Porém vem tudo isto agora mais a propósito é de uma daquelas medicinais prestações de quem toma conta e receita mezinhas e contos para as graves maleitas da Saúde nos Açores, – tão recordativas de outros proverbiais aviamentos, desde o presente vesgo ponto a outros paliativos e improvisados cuidados e contos antigos, que melhor dir-se-iam do vigário, conforme a seu tempo rolarão para diagnóstico, então com peso e medida, das tamanhas, entarameladas e anestésicas pontuações dos cata-ventos governamentais!


2. Por outro lado, mas tendo ainda em vista esta mesma e interessante recordação de pontos e contos... – todavia desta feita bem de vigário mesmo! –, como não lembrar aquela peça literária de Fernando Pessoa que o poeta da Mensagem publicou pela primeira vez, com o título de “Um Grande Português”, no número inaugural (30.10.1926) do jornal lisboeta “Sol” e que tornaria a imprimir três anos depois no “Notícias Ilustrado” (Lisboa, 2ª. Série, 18/08/1929) com o título «A Origem do Conto do Vigário»?

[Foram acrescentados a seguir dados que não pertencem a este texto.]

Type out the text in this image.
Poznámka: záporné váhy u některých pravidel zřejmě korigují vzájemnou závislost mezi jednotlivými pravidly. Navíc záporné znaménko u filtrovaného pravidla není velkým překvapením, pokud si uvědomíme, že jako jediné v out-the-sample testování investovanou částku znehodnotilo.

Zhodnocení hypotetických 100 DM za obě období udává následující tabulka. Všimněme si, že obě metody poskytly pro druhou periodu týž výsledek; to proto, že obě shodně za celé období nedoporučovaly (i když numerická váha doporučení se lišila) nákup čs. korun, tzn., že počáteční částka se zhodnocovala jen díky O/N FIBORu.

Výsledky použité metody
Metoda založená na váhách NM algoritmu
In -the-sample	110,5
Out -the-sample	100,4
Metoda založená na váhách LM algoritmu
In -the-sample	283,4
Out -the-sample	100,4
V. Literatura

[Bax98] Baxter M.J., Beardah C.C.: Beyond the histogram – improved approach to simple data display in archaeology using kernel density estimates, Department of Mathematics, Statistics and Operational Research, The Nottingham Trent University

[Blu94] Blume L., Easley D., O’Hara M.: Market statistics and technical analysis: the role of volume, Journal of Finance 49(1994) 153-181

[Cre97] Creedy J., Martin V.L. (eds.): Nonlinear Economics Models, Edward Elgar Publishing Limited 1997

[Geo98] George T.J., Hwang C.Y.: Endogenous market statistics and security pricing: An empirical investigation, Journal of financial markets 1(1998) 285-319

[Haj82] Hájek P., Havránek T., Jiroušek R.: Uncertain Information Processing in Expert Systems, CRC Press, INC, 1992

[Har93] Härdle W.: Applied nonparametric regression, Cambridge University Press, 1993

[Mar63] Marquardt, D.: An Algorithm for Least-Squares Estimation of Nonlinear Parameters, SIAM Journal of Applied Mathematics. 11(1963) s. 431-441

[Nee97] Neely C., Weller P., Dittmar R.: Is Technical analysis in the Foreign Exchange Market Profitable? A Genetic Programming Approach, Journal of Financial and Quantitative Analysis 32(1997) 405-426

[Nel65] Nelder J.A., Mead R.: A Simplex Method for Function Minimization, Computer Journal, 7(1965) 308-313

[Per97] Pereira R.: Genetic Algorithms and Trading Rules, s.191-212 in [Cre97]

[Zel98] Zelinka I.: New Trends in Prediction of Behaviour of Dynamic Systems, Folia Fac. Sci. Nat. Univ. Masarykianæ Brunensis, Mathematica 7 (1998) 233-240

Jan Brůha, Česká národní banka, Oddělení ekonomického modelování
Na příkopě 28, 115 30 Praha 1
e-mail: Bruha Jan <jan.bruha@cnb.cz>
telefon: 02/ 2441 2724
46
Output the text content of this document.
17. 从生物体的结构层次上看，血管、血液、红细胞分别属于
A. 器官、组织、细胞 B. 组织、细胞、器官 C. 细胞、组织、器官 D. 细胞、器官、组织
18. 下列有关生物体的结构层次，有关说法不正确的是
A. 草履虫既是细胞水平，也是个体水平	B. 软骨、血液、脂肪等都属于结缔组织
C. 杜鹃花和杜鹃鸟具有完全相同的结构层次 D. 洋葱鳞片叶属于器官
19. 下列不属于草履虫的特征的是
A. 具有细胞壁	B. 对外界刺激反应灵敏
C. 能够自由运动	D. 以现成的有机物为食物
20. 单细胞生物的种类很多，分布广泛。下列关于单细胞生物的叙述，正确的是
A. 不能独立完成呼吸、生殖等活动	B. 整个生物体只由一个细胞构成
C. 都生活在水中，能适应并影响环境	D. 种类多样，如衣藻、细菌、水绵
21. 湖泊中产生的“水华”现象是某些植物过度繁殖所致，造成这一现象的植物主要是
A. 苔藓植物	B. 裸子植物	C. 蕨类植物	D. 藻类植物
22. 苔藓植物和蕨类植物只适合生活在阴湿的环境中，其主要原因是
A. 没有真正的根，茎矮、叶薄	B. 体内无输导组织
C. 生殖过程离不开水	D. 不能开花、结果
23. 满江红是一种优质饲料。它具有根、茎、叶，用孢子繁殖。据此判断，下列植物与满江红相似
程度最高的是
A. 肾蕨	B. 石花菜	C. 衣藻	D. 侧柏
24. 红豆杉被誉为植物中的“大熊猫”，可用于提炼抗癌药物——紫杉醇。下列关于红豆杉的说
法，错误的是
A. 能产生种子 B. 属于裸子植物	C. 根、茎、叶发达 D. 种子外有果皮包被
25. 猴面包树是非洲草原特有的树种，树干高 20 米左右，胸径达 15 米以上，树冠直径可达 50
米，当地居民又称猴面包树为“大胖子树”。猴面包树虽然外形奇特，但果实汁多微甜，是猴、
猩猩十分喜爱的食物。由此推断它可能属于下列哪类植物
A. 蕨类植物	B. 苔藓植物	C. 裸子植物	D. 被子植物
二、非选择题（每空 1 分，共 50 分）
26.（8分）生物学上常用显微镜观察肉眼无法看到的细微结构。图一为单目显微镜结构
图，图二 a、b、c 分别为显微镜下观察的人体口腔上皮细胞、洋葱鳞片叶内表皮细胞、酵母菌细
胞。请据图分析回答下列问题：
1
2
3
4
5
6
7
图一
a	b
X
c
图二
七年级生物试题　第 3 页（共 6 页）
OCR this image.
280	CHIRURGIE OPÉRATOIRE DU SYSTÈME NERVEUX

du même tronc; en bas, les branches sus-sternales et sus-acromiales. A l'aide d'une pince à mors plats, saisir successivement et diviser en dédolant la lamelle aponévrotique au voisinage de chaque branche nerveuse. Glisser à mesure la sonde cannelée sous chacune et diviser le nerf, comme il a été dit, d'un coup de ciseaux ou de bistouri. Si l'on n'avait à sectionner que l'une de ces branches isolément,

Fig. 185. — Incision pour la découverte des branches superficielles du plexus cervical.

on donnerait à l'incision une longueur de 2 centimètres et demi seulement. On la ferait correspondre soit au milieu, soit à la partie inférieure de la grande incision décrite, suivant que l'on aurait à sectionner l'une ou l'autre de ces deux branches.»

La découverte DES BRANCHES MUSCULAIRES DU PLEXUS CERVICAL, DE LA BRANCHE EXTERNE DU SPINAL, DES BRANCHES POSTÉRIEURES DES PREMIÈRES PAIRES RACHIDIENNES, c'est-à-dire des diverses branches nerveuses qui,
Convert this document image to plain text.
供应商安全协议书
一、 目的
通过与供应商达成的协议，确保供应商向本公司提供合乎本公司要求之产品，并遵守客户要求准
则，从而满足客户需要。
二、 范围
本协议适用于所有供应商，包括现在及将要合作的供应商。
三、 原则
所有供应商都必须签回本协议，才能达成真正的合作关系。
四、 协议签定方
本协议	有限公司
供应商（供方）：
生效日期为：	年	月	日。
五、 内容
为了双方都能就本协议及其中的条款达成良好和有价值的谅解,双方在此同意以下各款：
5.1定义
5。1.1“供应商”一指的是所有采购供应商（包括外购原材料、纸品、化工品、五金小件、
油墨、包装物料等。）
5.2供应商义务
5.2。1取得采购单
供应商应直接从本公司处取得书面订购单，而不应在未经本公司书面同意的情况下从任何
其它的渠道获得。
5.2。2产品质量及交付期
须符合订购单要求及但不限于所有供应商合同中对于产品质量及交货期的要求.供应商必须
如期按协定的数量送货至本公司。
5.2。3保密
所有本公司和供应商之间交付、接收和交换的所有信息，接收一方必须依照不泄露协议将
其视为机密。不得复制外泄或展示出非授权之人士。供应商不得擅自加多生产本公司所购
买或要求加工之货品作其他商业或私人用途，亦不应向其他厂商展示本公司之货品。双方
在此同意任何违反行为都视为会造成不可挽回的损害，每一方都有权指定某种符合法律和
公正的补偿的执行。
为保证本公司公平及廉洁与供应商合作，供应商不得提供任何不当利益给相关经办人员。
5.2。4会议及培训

– A história, claro está, não tem qualquer relação directa com as fantásticas sessões do nosso parlamento ilhéu ou com os miméticos desmandos palavrosos com que, à falta de melhores bancadas para bate-papo, debates e passa-culpas (outro vocábulo muito em moda na gíria inter-acusatória dos partidos na capital...), os nossos actores políticos vão enchendo tempos de antena e cumprindo calendário pré-eleitoral. Porém, nem por isso o referido Conto de Pessoa deixa de ter atractivos, desde logo pelo texto em si, mas depois também por um outro escrito, inédito esse, que o mesmo autor teria tido intenção de dirigir ao director do citado O Notícias Ilustrado, aparentemente protestando (ou fingindo protestar...) contra o seu próprio texto sobre Manuel Peres Vigário...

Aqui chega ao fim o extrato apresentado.